Search code examples
pythontensorflowkerasgenerator

Tensorflow dataset from generator OutOfRangeError: End of sequence


Function that returns a generator:

def img_x_gen(dir):
    files = glob.glob(f'{dir}/*.jpg')
    for file in files:
        X_i = np.asarray(Image.open(file))
        X_i = X_i / 255.0
        yield X_i, X_i  # It's an autoencoder so return X_i twice

Creating the datasets:

types = (tf.float32, tf.float32)
shapes = (img_shape, img_shape)
ds_train = tf.data.Dataset.from_generator(img_x_gen, types, shapes,
    args=['train/img_sq']).batch(batch_size)
ds_valid = tf.data.Dataset.from_generator(img_x_gen, types, shapes,
    args=['valid/img_sq'],).batch(batch_size)

Calling fit method:

vae.fit(ds_train, epochs=3, validation_data=ds_valid, verbose=True) 

I get the error in the question title:

OutOfRangeError:  End of sequence

The number of examples in the training set is 894, in the validation set it's 247. batch_size is 32. I know the model works if I load data into memory.

I've also tried making a generator and manually batching (and passing steps_per_epoch and validation_steps to the model.fit method), but that runs into a similar error: Your input ran out of data; interrupting training.

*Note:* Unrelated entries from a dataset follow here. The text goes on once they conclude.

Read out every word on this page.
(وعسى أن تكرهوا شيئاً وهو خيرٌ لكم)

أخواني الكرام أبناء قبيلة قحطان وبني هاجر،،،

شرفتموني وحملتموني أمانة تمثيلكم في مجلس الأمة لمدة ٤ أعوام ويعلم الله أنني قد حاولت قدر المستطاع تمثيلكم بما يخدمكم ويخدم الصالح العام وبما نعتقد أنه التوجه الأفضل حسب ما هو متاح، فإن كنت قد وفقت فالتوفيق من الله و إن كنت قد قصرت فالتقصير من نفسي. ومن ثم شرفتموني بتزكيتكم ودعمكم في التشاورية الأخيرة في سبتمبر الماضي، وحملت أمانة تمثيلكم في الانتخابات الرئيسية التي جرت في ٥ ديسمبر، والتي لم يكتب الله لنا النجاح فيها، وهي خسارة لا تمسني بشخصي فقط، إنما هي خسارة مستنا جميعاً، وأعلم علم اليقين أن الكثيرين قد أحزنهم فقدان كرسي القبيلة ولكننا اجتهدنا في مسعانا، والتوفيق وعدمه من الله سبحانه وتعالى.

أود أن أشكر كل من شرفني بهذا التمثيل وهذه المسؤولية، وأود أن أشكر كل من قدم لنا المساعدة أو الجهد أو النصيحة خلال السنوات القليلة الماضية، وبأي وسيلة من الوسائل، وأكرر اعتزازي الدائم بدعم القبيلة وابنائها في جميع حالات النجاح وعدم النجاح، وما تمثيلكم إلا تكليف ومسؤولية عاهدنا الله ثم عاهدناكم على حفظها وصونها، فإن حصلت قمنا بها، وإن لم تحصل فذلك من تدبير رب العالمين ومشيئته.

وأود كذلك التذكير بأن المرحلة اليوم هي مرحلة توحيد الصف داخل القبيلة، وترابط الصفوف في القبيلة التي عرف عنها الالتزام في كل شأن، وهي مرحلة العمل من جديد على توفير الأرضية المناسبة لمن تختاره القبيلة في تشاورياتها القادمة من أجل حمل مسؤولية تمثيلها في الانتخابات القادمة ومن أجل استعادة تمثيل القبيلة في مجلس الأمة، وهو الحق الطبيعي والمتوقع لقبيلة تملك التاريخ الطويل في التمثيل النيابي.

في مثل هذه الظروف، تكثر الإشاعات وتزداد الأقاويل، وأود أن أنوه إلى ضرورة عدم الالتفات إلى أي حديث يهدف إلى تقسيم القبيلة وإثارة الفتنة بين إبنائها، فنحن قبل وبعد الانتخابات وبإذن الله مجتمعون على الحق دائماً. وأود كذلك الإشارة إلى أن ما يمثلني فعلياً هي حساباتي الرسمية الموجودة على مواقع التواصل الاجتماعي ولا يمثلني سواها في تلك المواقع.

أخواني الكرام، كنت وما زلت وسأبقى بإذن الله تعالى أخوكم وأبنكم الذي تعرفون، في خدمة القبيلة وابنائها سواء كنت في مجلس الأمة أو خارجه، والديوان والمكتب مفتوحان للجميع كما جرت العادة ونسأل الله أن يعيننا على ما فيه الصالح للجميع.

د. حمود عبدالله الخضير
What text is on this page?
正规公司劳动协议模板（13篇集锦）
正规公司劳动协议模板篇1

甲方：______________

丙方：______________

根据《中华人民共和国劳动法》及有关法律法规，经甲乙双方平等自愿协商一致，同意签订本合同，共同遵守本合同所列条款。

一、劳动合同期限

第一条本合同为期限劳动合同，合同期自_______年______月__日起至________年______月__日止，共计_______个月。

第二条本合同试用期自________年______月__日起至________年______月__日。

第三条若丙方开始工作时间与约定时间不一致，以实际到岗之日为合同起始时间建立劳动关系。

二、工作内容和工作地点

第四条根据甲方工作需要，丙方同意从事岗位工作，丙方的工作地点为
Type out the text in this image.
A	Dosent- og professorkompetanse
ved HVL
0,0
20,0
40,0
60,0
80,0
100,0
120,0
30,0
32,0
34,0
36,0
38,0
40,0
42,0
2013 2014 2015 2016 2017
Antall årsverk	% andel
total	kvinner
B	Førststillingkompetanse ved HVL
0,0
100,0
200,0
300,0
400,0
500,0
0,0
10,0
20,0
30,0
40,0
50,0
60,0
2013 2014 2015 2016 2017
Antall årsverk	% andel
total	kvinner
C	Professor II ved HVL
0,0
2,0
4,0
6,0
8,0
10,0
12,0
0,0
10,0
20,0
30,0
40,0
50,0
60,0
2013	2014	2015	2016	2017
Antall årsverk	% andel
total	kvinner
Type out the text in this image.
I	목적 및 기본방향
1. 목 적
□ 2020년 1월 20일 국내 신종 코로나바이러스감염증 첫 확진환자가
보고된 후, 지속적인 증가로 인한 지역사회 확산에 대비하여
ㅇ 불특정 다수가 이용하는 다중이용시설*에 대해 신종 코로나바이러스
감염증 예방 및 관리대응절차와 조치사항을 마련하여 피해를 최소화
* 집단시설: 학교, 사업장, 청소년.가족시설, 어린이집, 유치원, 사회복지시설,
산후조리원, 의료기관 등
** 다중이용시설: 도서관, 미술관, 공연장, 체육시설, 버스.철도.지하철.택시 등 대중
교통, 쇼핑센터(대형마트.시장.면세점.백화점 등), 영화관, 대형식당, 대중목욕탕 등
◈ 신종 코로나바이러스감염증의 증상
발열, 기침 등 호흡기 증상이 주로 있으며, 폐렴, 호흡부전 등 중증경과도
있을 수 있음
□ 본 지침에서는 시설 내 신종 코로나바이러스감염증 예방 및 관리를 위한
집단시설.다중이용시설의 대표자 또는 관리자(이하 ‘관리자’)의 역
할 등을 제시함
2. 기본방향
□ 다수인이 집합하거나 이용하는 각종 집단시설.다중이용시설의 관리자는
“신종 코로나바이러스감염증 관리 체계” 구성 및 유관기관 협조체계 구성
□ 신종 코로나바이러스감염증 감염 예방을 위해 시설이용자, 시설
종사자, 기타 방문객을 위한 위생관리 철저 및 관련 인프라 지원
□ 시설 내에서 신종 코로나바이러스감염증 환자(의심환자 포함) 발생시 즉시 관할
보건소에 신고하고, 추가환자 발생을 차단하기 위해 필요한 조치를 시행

So clearly I don't understand something about generators.


Solution

  • You can directly use model.fit_generator() with generators instead of model.fit(). You are receiving this error because your generator does not yield require number of values as per shape of your input . You can quick fix it by making it an infinite generator.

    def img_x_gen(dir):
        while True:
            # Make your generator infinite
            files = glob.glob(f'{dir}/*.jpg')
            for file in files:
                X_i = np.asarray(Image.open(file))
                X_i = X_i / 255.0
                yield X_i, X_i 
    

    and then modify the fit function in this way:

    vae.fit(ds_train, epochs = 3, validation_data = ds_valid, verbose=True, steps_per_epoch = <TRAIN LENGTH>//batch_size,  validation_steps = <VAL LENGTH>//batch_size)